Tingkat inflasi yang tinggi merupakan momok bagi setiap negara sehingga setiap negara pasti berusaha untuk mengendalikan inflasinya. Kita telah melihat dalam post sebelumnya bahwa pemerintah bisa mendorong pertumbuhan ekonomi dengan menurunkan suku bunga. Pertumbuhan ekonomi yang tinggi secara umum akan menimbulkan inflasi yang tinggi pula. Oleh karena itu, untuk mengendalikan tingkat inflasi, tentunya suku bunga harus dinaikkan. Dalam kaitannya dengan mengontrol tingkat inflasi inilah, sekitar tahun 2004, pemerintah Amerika (dalam hal ini The Fed) pelan pelan mulai menaikkan tingkat suku bunga.
—–oOo—–
Seiring dengan dinaikkannya tingkat suku bunga oleh The Fed, perlahan-lahan tingkat suku bunga Mortgage/KPR (yg kita bicarakan dalam bagian 1 artikel ini) mulai naik juga. Cicilan yang harus dibayar oleh para pengambil KPR pun mulai bergerak naik. Para pemilik rumah yang masih terikat KPR-nya mulai ‘kelimpungan’.

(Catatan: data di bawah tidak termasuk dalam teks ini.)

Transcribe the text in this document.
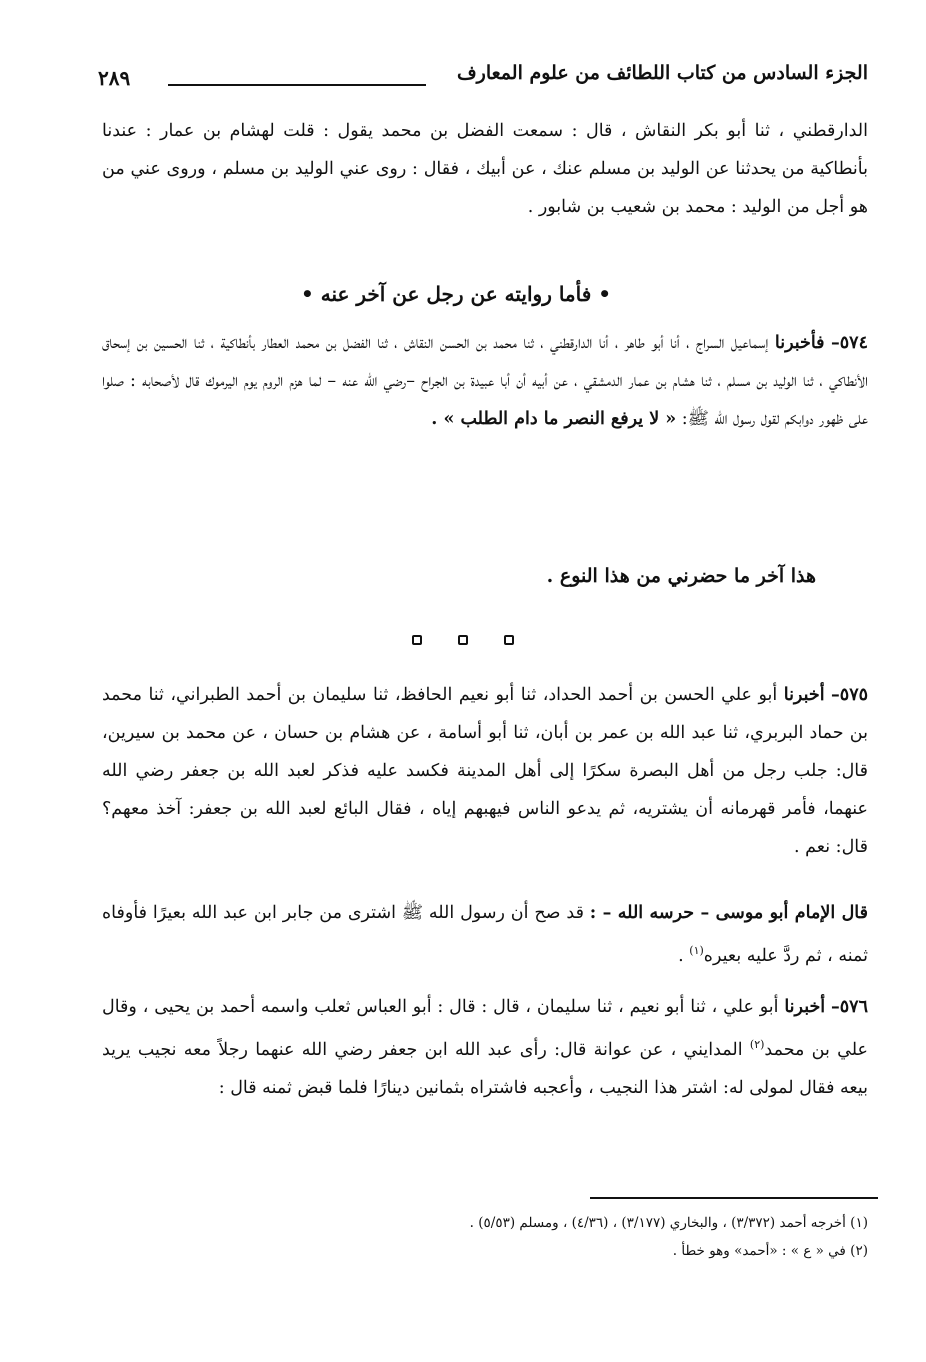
الجزء السادس من كتاب اللطائف من علوم المعارف
٢٨٩

الدارقطني ، ثنا أبو بكر النقاش ، قال : سمعت الفضل بن محمد يقول : قلت لهشام بن عمار : عندنا بأنطاكية من يحدثنا عن الوليد بن مسلم عنك ، عن أبيك ، فقال : روى عني الوليد بن مسلم ، وروى عني من هو أجل من الوليد : محمد بن شعيب بن شابور .

• فأما روايته عن رجل عن آخر عنه •

٥٧٤– فأخبرنا إسماعيل السراج ، أنا أبو طاهر ، أنا الدارقطني ، ثنا محمد بن الحسن النقاش ، ثنا الفضل بن محمد العطار بأنطاكية ، ثنا الحسين بن إسحاق الأنطاكي ، ثنا الوليد بن مسلم ، ثنا هشام بن عمار الدمشقي ، عن أبيه أن أبا عبيدة بن الجراح –رضي الله عنه – لما هزم الروم يوم اليرموك قال لأصحابه : صلوا على ظهور دوابكم لقول رسول الله ﷺ: « لا يرفع النصر ما دام الطلب » .

هذا آخر ما حضرني من هذا النوع .

٥٧٥– أخبرنا أبو علي الحسن بن أحمد الحداد، ثنا أبو نعيم الحافظ، ثنا سليمان بن أحمد الطبراني، ثنا محمد بن حماد البربري، ثنا عبد الله بن عمر بن أبان، ثنا أبو أسامة ، عن هشام بن حسان ، عن محمد بن سيرين، قال: جلب رجل من أهل البصرة سكرًا إلى أهل المدينة فكسد عليه فذكر لعبد الله بن جعفر رضي الله عنهما، فأمر قهرمانه أن يشتريه، ثم يدعو الناس فيهبهم إياه ، فقال البائع لعبد الله بن جعفر: آخذ معهم؟ قال: نعم .

قال الإمام أبو موسى – حرسه الله – : قد صح أن رسول الله ﷺ اشترى من جابر ابن عبد الله بعيرًا فأوفاه ثمنه ، ثم ردَّ عليه بعيره$^{(١)}$ .

٥٧٦– أخبرنا أبو علي ، ثنا أبو نعيم ، ثنا سليمان ، قال : قال : أبو العباس ثعلب واسمه أحمد بن يحيى ، وقال علي بن محمد$^{(٢)}$ المدايني ، عن عوانة قال: رأى عبد الله ابن جعفر رضي الله عنهما رجلاً معه نجيب يريد بيعه فقال لمولى له: اشتر هذا النجيب ، وأعجبه فاشتراه بثمانين دينارًا فلما قبض ثمنه قال :

(١) أخرجه أحمد (٣/٣٧٢) ، والبخاري (٣/١٧٧) ، (٤/٣٦) ، ومسلم (٥/٥٣) .
(٢) في « ع » : «أحمد» وهو خطأ .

Di bagian 1 artikel ini, saya telah bercerita tentang bank-bank yang dalam mengejar customer mulai tidak selektif, dan memberikan KPR kepada orang-orang yg sebenarnya secara finansial tidak layak untuk mengambil KPR. KPR yang dikucurkan kepada customer semacam inilah yang dikenal sebagai Subprime Mortgage (KPR Subprime). Kualitas dari kredit KPR yang diberikan kepada customer semacam ini sangat meragukan dan beresiko, karena kemampuan pengambil KPR itu untuk membayar cicilannya sangat lemah. Meskipun demikian, bank-bank mau mengambil resiko dan mengucurkan kredit kepada segmen market ini karena tingkat bunga yang bisa mereka kenakan lebih tinggi (untungnya lebih besar).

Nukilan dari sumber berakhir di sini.